Atas dasar pengertian di atas,
tindakan kriminal seperti pembunuhan, perzinahan, dan peracunan tidak dapat
dikategorikan sebagai white-collar crime meskipun kejahatan itu
dilakukan oleh orang yang berstatus sosial ekonomi tinggi karena tindakan itu
tidak memiliki kaitan dengan pekerjaannya. Kejahatan yang dilakukan oleh
penjahat yang kaya, misalnya kecurangan dalam perjudian, yang memiliki kaitan
erat denganpe pekerjaannya, juga tidak dapat dikateogrikan sebagai white-collar
criminal, karena penjahat tersebut tidak termasuk dalam golongan orang
terhomat (Muhammad Mustofa, 2010: 17).
White-collar yang
dimaksudkan oleh Sutherland adalah mereka yang merupakan orang-orang terhormat.
Istilah itu merupakan istilah yang awalnya digunakan oleh Sloan, Direktur
General Motors dalam bukunya The Autobiography of a White Collar Worker,
yang memiliki arti lebih luas. White-collar menunjuk kaum peneruma gaji
yang mengenakan pakaian yang bagus-bagus dalam pekerjaanya, seperti karyawan
administrsi kantor, para manajer dan para asistennya (Lihat Sutherland, 1949:
9, catatan kaki 7)
Pelanggaran-pelanggaran hukum
yang dilakukan oleh orang-orang terhormat ini biasanya berupa pemanfaatan
wewenang untuk kepentingan pribadi, biasanya dalam usaha untuk mempertahankan
jabatan atau memperoleh kekayaan. Terkait dengan hal ini, sistem keuangan
negara yang berlaku di negeri ini merupakan lahan yang subur bagi
praktik-praktik yang demikian. Selain itu, pemanfaatan sumber daya alam yang
menjadi mesin utama bagi negara dalam menghasilkan dana juga membuka kesempatan
terjadinya kejahatan oleh kerah puitih. White-collar crime dalam bentuk
kejahatan korporasi tercatat terjadi di bidang yang berhubungan dengan
perlindungan konsumen, pencemaran lingkungan, pembalakan hutan (Illegal
loging).
Terdapat dua kategori kejahatan
dalam dimensi white-collar crime, menurut Clinard dan Quinney (1973),
yaitu occupational criminal behavior dan corporate criminal behavior.

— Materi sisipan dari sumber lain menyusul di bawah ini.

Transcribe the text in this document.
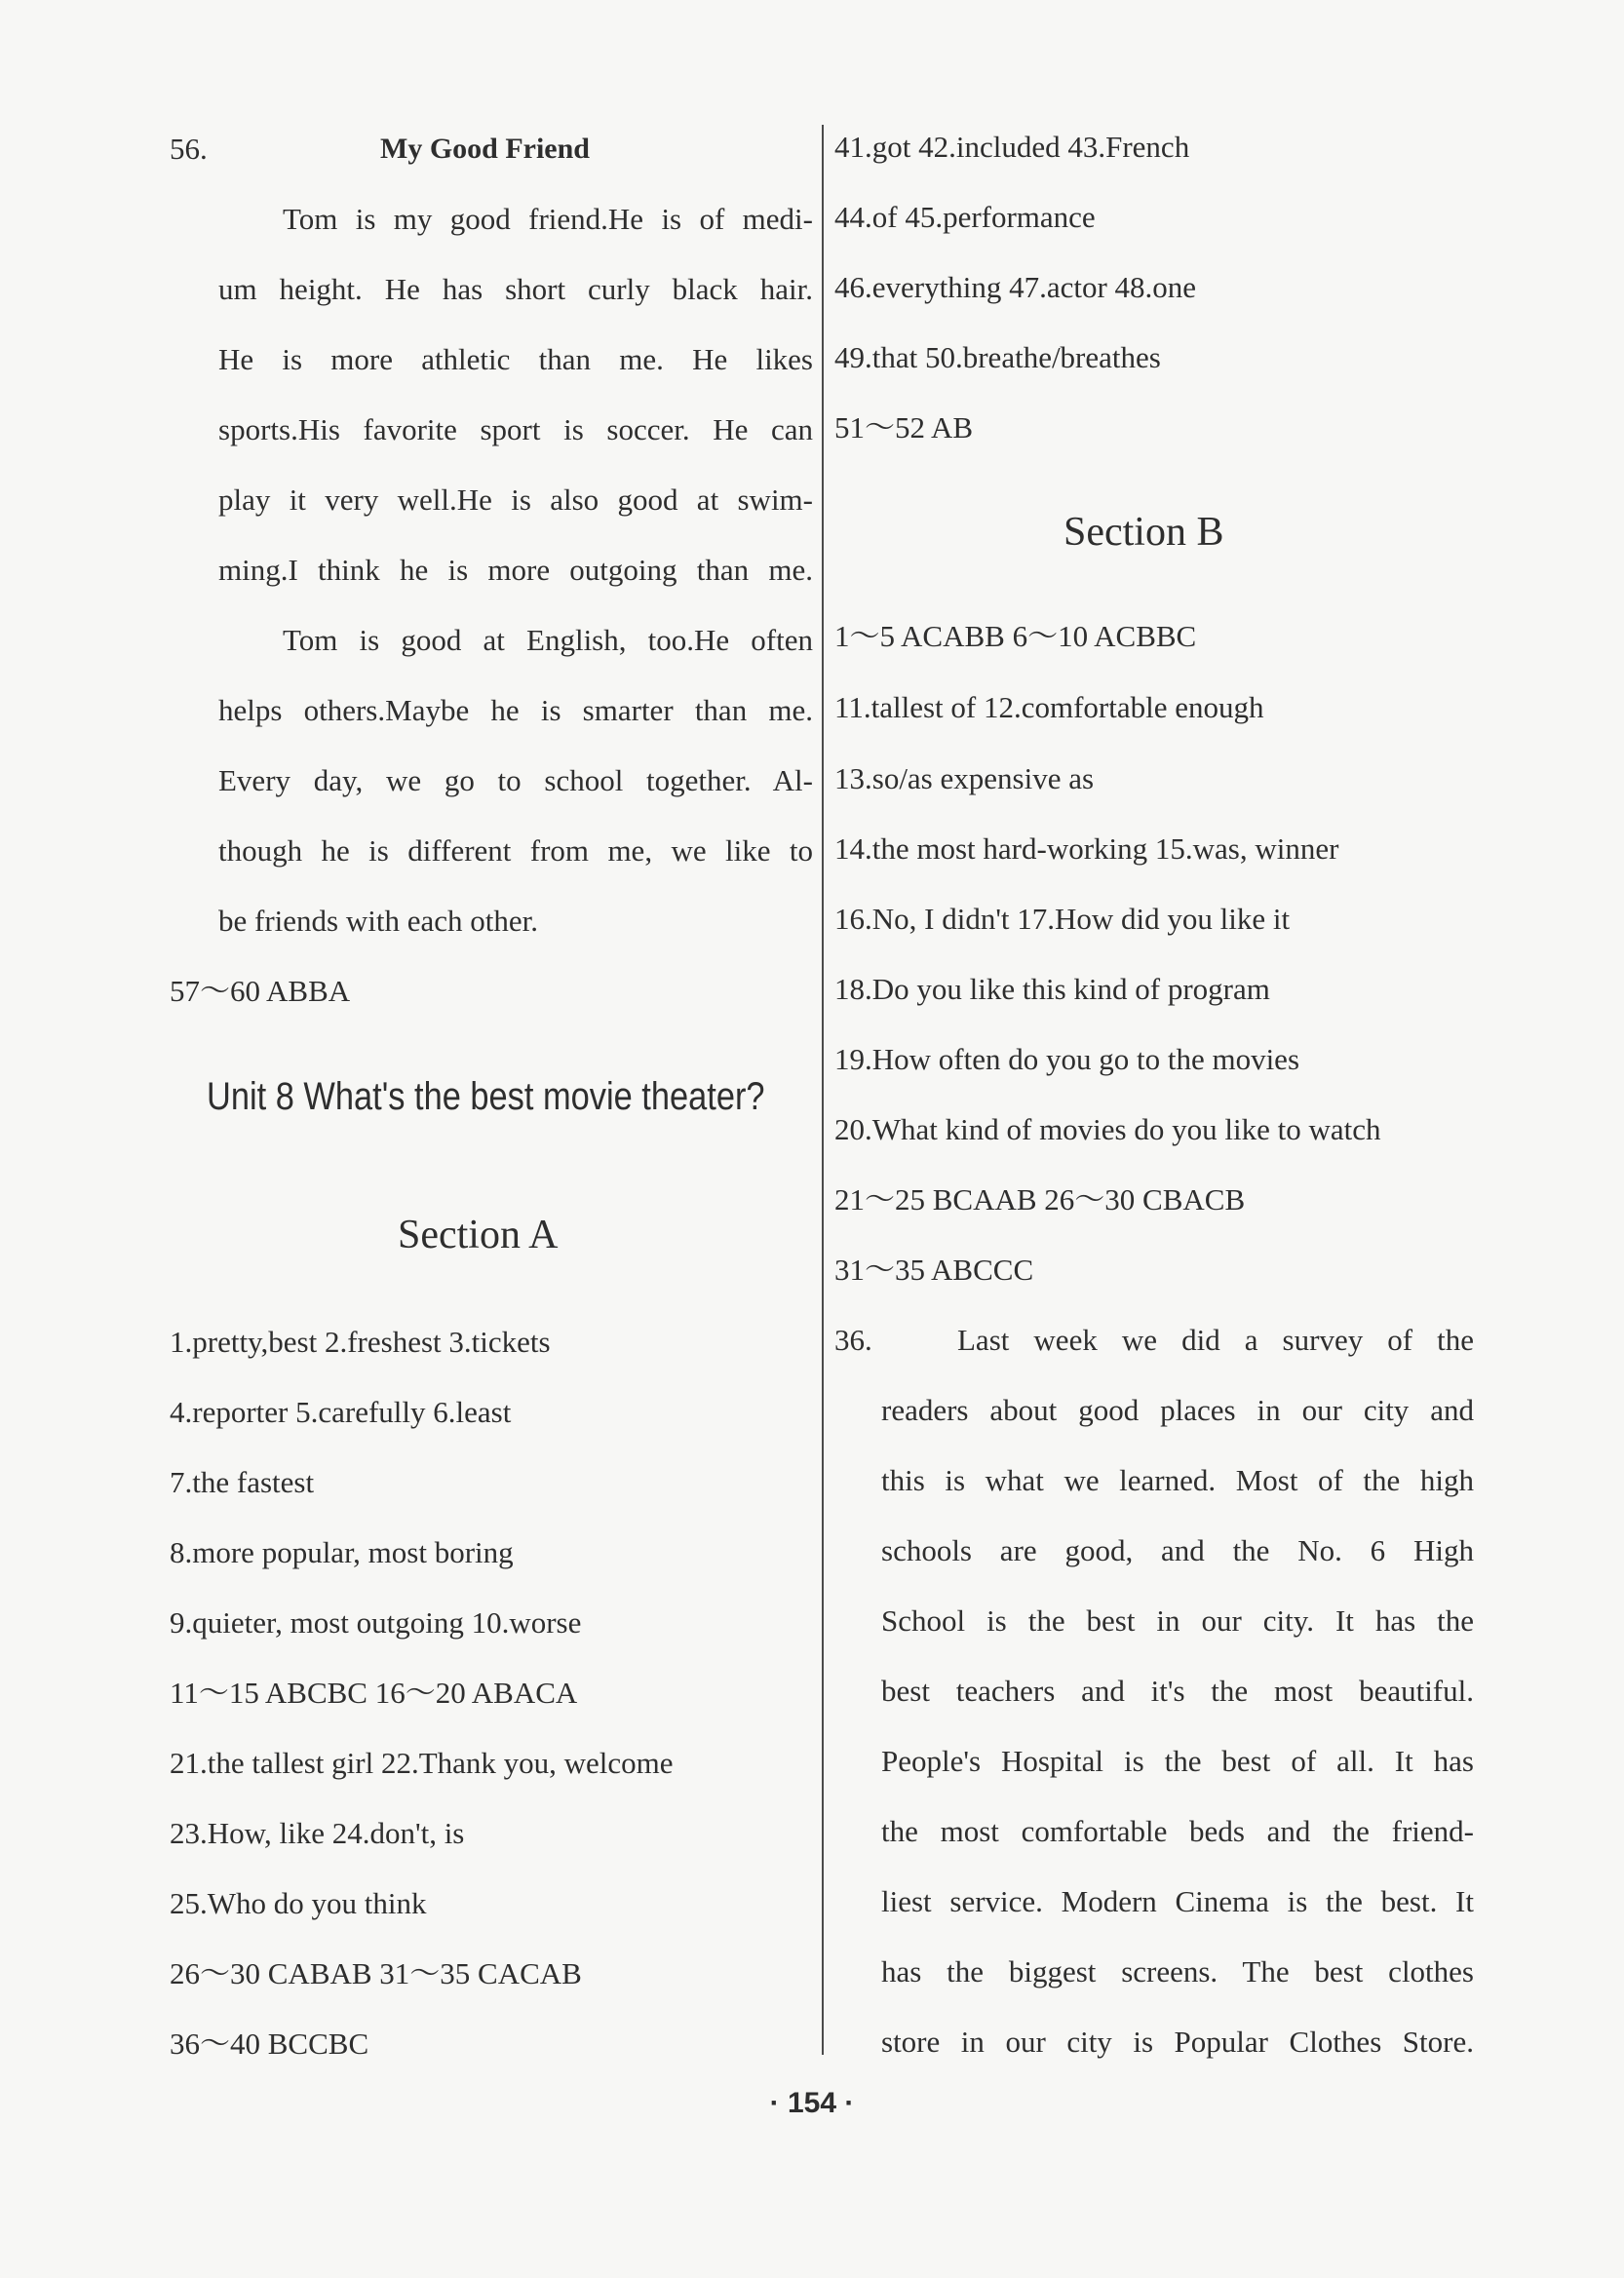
56.	My Good Friend
Tom is my good friend.He is of medi-
um height. He has short curly black hair.
He is more athletic than me. He likes
sports.His favorite sport is soccer. He can
play it very well.He is also good at swim-
ming.I think he is more outgoing than me.
Tom is good at English, too.He often
helps others.Maybe he is smarter than me.
Every day, we go to school together. Al-
though he is different from me, we like to
be friends with each other.
57～60 ABBA
Unit 8 What's the best movie theater?
Section A
1.pretty,best 2.freshest 3.tickets
4.reporter 5.carefully 6.least
7.the fastest
8.more popular, most boring
9.quieter, most outgoing 10.worse
11～15 ABCBC 16～20 ABACA
21.the tallest girl 22.Thank you, welcome
23.How, like 24.don't, is
25.Who do you think
26～30 CABAB 31～35 CACAB
36～40 BCCBC
41.got 42.included 43.French
44.of 45.performance
46.everything 47.actor 48.one
49.that 50.breathe/breathes
51～52 AB
Section B
1～5 ACABB 6～10 ACBBC
11.tallest of 12.comfortable enough
13.so/as expensive as
14.the most hard-working 15.was, winner
16.No, I didn't 17.How did you like it
18.Do you like this kind of program
19.How often do you go to the movies
20.What kind of movies do you like to watch
21～25 BCAAB 26～30 CBACB
31～35 ABCCC
36.	Last week we did a survey of the
readers about good places in our city and
this is what we learned. Most of the high
schools are good, and the No. 6 High
School is the best in our city. It has the
best teachers and it's the most beautiful.
People's Hospital is the best of all. It has
the most comfortable beds and the friend-
liest service. Modern Cinema is the best. It
has the biggest screens. The best clothes
store in our city is Popular Clothes Store.
· 154 ·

Dalam menjabarkan cirri-ciri occupational crime behavior, Clinar dan
Quineey merujuk kepada rumusan tipologi oleh Bloch dan Geis (1970), yaitu
perbuatan yang dilakukan:
-
Oleh individu sebagai individu (misalnya pengacara, dokter);
-
Oleh pegawai terhadap majikannya (misalnya kasus penggelapan);
-
Oleh pejabat pembuat kebijakan untuk kepentingan majikan (kasus monopoli);
-
Oleh agen korporasi terhadap kepentingan umum (misalnya iklan yang menyesatkan)
-
Oleh pedagan terhadap konsumen (pelanggaran konsumen)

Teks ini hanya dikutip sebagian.